Russell Hittinger, Professor Emeritus of Religion at the University of Tulsa, in his article “Social Pluralism and Subsidiarity in Catholic Social Doctrine,” points out that since the middle of the 19th century Catholic social teaching has, like the liberal tradition, focused on the need to limit the powers of the modern state:
Once the popes came to grips with the new state-making regimes which emerged after the Napoleonic Wars, they vigorously defended a principle of social pluralism. To this extent, and by virtue of having a common enemy, Catholic social thought and (what used to be called) Liberalism both called attention to the importance of civil society vis-à-vis the state; both developed rights-based arguments in defense of civil society.

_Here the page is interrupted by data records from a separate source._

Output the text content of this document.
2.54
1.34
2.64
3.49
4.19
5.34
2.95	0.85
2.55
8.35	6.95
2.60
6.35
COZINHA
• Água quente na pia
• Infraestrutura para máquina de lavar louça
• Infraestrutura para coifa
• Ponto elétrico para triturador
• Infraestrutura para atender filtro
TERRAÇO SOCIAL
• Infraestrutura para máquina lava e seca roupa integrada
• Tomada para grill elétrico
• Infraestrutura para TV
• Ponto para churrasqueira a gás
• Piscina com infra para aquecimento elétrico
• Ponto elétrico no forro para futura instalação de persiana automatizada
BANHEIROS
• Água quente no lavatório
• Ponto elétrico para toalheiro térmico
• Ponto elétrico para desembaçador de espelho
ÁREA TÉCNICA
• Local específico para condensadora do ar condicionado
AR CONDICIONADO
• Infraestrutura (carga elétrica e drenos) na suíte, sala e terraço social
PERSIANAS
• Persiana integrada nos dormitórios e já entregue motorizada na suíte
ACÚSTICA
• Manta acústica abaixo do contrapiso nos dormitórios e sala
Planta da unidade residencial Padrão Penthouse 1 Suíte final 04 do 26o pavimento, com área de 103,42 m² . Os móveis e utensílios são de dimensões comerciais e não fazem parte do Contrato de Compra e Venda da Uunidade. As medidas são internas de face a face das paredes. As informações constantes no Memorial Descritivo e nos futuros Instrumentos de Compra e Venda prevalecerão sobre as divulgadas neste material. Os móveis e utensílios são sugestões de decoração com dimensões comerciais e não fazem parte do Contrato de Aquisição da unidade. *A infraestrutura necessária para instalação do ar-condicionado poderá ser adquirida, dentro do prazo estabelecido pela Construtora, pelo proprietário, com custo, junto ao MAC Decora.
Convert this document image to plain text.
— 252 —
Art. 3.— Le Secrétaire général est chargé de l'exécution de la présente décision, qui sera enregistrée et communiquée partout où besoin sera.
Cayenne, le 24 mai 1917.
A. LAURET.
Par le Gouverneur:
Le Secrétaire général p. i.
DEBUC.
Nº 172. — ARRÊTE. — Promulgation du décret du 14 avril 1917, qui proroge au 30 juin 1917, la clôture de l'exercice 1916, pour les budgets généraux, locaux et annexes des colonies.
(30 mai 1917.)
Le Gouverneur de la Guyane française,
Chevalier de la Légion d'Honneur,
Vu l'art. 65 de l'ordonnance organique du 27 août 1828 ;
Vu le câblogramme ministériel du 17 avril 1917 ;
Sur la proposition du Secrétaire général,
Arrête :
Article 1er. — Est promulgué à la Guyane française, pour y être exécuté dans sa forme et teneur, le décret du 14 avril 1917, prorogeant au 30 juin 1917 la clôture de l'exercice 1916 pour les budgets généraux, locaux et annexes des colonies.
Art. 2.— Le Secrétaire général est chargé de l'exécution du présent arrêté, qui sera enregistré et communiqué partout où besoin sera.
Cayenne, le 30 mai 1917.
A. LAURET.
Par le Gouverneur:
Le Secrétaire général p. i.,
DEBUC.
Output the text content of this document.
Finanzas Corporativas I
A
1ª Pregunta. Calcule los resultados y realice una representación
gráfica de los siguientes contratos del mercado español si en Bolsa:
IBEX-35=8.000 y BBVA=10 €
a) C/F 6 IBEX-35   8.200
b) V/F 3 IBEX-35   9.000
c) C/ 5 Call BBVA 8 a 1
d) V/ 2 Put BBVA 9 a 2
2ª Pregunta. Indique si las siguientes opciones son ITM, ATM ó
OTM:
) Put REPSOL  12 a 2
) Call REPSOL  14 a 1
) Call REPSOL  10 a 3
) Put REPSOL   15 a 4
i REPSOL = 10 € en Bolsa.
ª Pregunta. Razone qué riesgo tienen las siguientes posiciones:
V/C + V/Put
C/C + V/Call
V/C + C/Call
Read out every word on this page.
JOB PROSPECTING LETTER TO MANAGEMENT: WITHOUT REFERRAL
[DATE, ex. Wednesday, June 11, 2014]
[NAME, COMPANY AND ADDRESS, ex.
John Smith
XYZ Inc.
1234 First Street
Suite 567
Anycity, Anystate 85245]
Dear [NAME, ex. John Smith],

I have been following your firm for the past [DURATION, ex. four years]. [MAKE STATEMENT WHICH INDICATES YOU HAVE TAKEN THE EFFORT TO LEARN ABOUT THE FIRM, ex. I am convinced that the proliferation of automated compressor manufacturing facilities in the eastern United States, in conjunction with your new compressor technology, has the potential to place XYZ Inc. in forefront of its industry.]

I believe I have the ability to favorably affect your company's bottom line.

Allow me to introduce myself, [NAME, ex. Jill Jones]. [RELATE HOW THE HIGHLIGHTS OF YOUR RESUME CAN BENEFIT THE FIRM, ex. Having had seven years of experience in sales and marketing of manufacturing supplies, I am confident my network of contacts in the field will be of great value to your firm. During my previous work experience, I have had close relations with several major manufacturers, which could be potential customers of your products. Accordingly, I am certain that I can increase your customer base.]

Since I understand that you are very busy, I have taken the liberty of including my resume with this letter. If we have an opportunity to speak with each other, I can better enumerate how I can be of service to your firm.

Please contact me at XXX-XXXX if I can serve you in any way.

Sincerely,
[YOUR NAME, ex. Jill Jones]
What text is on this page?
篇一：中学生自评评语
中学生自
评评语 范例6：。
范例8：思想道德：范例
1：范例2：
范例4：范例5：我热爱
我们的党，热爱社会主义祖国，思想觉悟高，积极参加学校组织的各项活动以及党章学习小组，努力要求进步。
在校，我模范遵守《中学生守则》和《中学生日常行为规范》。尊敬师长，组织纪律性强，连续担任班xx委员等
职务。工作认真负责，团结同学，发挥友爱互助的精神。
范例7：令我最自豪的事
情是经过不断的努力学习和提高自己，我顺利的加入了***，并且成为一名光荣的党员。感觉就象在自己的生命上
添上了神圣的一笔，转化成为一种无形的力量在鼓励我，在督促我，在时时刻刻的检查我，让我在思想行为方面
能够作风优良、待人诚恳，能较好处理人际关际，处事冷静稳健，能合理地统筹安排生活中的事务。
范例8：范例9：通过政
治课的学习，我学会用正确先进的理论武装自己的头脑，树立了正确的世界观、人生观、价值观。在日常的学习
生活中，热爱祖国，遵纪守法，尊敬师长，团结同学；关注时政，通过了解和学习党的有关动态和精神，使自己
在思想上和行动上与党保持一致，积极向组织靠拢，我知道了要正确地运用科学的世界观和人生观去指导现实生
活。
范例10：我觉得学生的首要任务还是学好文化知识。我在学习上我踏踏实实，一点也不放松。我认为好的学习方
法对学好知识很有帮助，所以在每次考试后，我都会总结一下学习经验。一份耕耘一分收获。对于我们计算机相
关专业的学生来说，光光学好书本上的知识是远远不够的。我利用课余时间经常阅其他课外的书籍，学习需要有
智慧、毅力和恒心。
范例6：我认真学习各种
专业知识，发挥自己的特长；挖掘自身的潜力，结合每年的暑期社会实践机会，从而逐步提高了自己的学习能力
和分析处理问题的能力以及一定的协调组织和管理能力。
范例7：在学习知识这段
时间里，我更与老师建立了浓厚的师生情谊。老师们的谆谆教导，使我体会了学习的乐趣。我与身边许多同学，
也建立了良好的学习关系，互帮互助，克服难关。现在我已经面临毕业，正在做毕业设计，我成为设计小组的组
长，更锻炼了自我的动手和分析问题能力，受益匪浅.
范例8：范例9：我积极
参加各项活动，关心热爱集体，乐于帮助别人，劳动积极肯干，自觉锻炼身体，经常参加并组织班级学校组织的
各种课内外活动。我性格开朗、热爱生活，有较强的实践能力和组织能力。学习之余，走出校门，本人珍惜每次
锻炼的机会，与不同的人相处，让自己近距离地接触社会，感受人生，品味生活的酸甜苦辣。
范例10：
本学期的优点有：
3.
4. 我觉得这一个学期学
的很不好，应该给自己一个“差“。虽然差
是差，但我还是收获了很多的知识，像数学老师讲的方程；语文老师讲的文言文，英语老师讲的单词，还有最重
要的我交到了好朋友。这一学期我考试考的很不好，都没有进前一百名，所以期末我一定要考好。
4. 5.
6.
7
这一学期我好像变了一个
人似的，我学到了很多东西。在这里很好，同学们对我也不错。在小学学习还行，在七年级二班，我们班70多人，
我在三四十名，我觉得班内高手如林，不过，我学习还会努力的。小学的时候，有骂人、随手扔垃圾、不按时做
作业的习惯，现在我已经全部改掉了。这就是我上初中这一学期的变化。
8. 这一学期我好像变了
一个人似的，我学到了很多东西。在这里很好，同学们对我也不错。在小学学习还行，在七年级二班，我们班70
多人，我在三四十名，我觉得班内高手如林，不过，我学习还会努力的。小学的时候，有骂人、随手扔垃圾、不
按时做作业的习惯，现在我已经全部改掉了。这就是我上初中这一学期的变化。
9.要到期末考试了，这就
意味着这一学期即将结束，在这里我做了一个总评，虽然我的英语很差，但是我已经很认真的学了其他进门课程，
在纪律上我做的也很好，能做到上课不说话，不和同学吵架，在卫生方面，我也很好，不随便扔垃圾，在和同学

The reason for this interest in civil society beyond the state is not merely grounded in its power to limit the state but because:
In the first place… Catholic social thought emphasized the intrinsic value of social forms like the family, the private school, churches, and labor unions. In the second place, Catholic social thought has always been suspicious of the market model of social pluralism. Though Catholic thinkers would have no difficulty defending the economic market against Socialism, they remained wary of any effort to make society itself conform to a market.
When discussing the common good it is not enough merely to orient public policy towards it:
Let us recall that at the time of Pius XI’s pontificate, the overriding issue of social doctrine was not merely whether man is a social animal, naturally ordered to the common good, but more exactly, the status of societies and social roles other than the state… In fact, arguments to the common good can prove counter-productive in the face of the modern state, which is more than happy to make common the entire range of goods.
Various institutions, both formal and informal, including the family, the church, business, and community groups exercise a particular social function (munus). The roles, duties, and gifts of the various spheres of human life (munera) are all necessary for the attainment of social justice:
According to Pius XI, social justice ensues «when each individual member is given what it needs for the exercise of its proper function….all that is necessary for the exercise of his social munus…» Social justice, therefore, should not be confused with distributive justice. On the assumption that men and women already have munera, indeed, that they are already performing acts which redound to the common good, the role of the political community is facilitative. All issues of social justice encounter munera already established in and ordered to a common good.
According to Catholic social teaching the reign of social and divine justice is then not merely a question of politics or economics but of human persons carrying out their vocations in all avenues of life:
This social doctrine interweaves social theory, anthropology, political and moral philosophy, and several branches of theology with the ancient metaphysical theme of participation. It is extraordinarily synthetic. But there is a reason for the synthetic approach. By the time of the Second Vatican Council it was clear that Catholicism and Liberalism provided converging lines of support for the external organization of liberty: constitutionally limited government, human rights, and the role of free markets (provided that the market be subject to considerations of the common good).
The broad political outlines of Catholic social teaching regarding the best institutional context for human virtue largely overlap with the liberal tradition. This is a necessary but not sufficient condition for social justice which must be the pursuit of every human person and the orientation of all the various forms of our social life. This involves grounding ourselves in a Christian understanding of the human person and society.
It is this task, the recovery of a Christian understanding of the person and society within our existing political context which is most urgent. Reducing Catholic social teaching to a set of public policy initiatives crafted to address contemporary, often mistaken, economic analysis of our present social problems is not enough. The treasures of Catholic social teaching are for all of life.